Zhu Weihua, Xiao Heming
Institute for Computation in Molecular and Materials Science, School of Chemical Engineering, Nanjing University of Science and Technology, Nanjing 210094, China.
J Comput Chem. 2008 Jan 30;29(2):176-84. doi: 10.1002/jcc.20682.

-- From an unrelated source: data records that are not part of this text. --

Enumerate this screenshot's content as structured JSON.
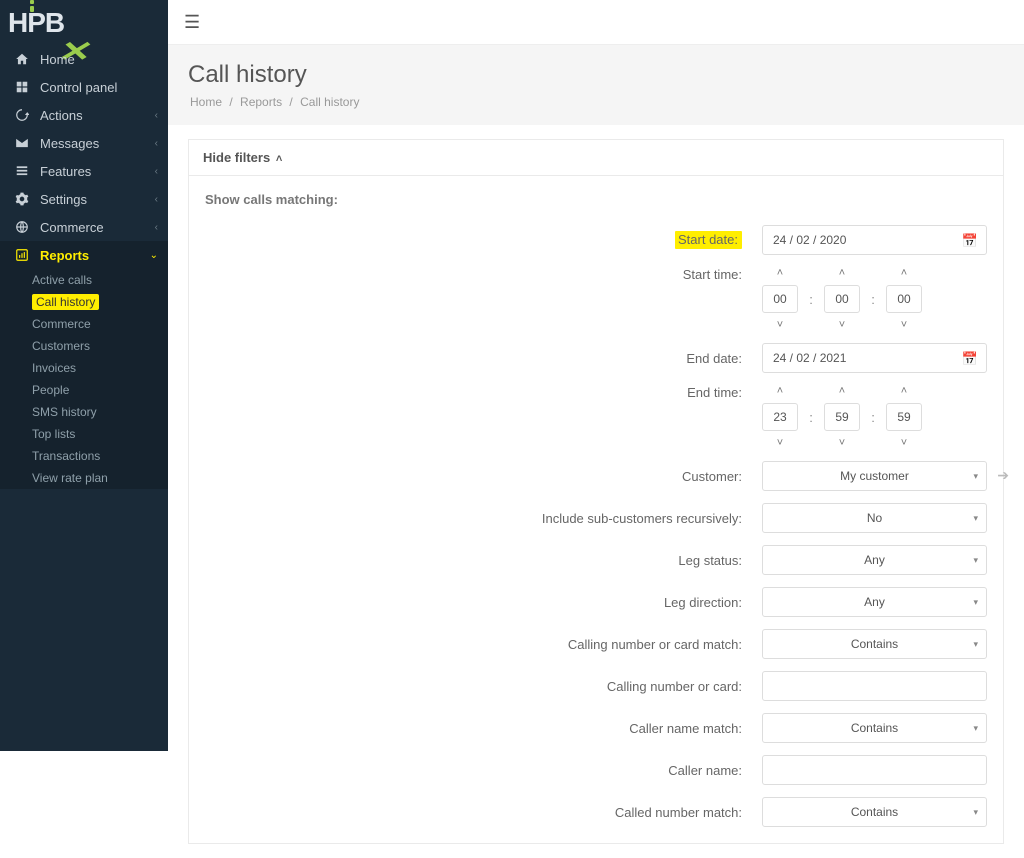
{
  "app": {
    "logo_h": "H",
    "logo_pbx": "PB",
    "logo_x": "X"
  },
  "sidebar": {
    "items": [
      {
        "icon": "home",
        "label": "Home",
        "type": "plain"
      },
      {
        "icon": "panel",
        "label": "Control panel",
        "type": "plain"
      },
      {
        "icon": "actions",
        "label": "Actions",
        "type": "expand"
      },
      {
        "icon": "messages",
        "label": "Messages",
        "type": "expand"
      },
      {
        "icon": "features",
        "label": "Features",
        "type": "expand"
      },
      {
        "icon": "settings",
        "label": "Settings",
        "type": "expand"
      },
      {
        "icon": "commerce",
        "label": "Commerce",
        "type": "expand"
      },
      {
        "icon": "reports",
        "label": "Reports",
        "type": "expanded",
        "active": true
      }
    ],
    "sub_reports": [
      {
        "label": "Active calls"
      },
      {
        "label": "Call history",
        "selected": true
      },
      {
        "label": "Commerce"
      },
      {
        "label": "Customers"
      },
      {
        "label": "Invoices"
      },
      {
        "label": "People"
      },
      {
        "label": "SMS history"
      },
      {
        "label": "Top lists"
      },
      {
        "label": "Transactions"
      },
      {
        "label": "View rate plan"
      }
    ]
  },
  "header": {
    "title": "Call history",
    "breadcrumb": [
      "Home",
      "Reports",
      "Call history"
    ]
  },
  "panel": {
    "toggle_label": "Hide filters",
    "section_label": "Show calls matching:"
  },
  "filters": {
    "start_date": {
      "label": "Start date:",
      "value": "24 / 02 / 2020"
    },
    "start_time": {
      "label": "Start time:",
      "h": "00",
      "m": "00",
      "s": "00"
    },
    "end_date": {
      "label": "End date:",
      "value": "24 / 02 / 2021"
    },
    "end_time": {
      "label": "End time:",
      "h": "23",
      "m": "59",
      "s": "59"
    },
    "customer": {
      "label": "Customer:",
      "value": "My customer"
    },
    "include_sub": {
      "label": "Include sub-customers recursively:",
      "value": "No"
    },
    "leg_status": {
      "label": "Leg status:",
      "value": "Any"
    },
    "leg_direction": {
      "label": "Leg direction:",
      "value": "Any"
    },
    "calling_match": {
      "label": "Calling number or card match:",
      "value": "Contains"
    },
    "calling_value": {
      "label": "Calling number or card:",
      "value": ""
    },
    "caller_name_match": {
      "label": "Caller name match:",
      "value": "Contains"
    },
    "caller_name": {
      "label": "Caller name:",
      "value": ""
    },
    "called_match": {
      "label": "Called number match:",
      "value": "Contains"
    }
  }
}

Detailed ab initio studies on the electronic structure and optical properties of the heavy-metal azides have been performed using density functional theory within the generalized gradient approximation. An analysis of band structure, density of states, charge transfer, and bond order shows that the heavy-metal azides are ionic compounds but have covalent character. The valence bands of AgN3 and CuN3 are strongly dominated by Ag- and Cu-d, respectively, but that of TlN3 arises from the contributions of Tl-s and terminal N-p and not from Tl-d. The real and imaginary parts of the dielectric function, adsorption coefficient, and electron energy-loss spectra are calculated and compared with available experimental data.
利用广义梯度近似下的密度泛函理论,对重金属叠氮化物的电子结构和光学性质进行了详细的从头算研究。对能带结构、态密度、电荷转移和键级的分析表明,重金属叠氮化物是离子化合物,但具有共价特性。AgN3和CuN3的价带分别主要由Ag-d和Cu-d主导,但TlN3的价带源于Tl-s和末端N-p的贡献,而非Tl-d。计算了介电函数的实部和虚部、吸收系数和电子能量损失谱,并与现有的实验数据进行了比较。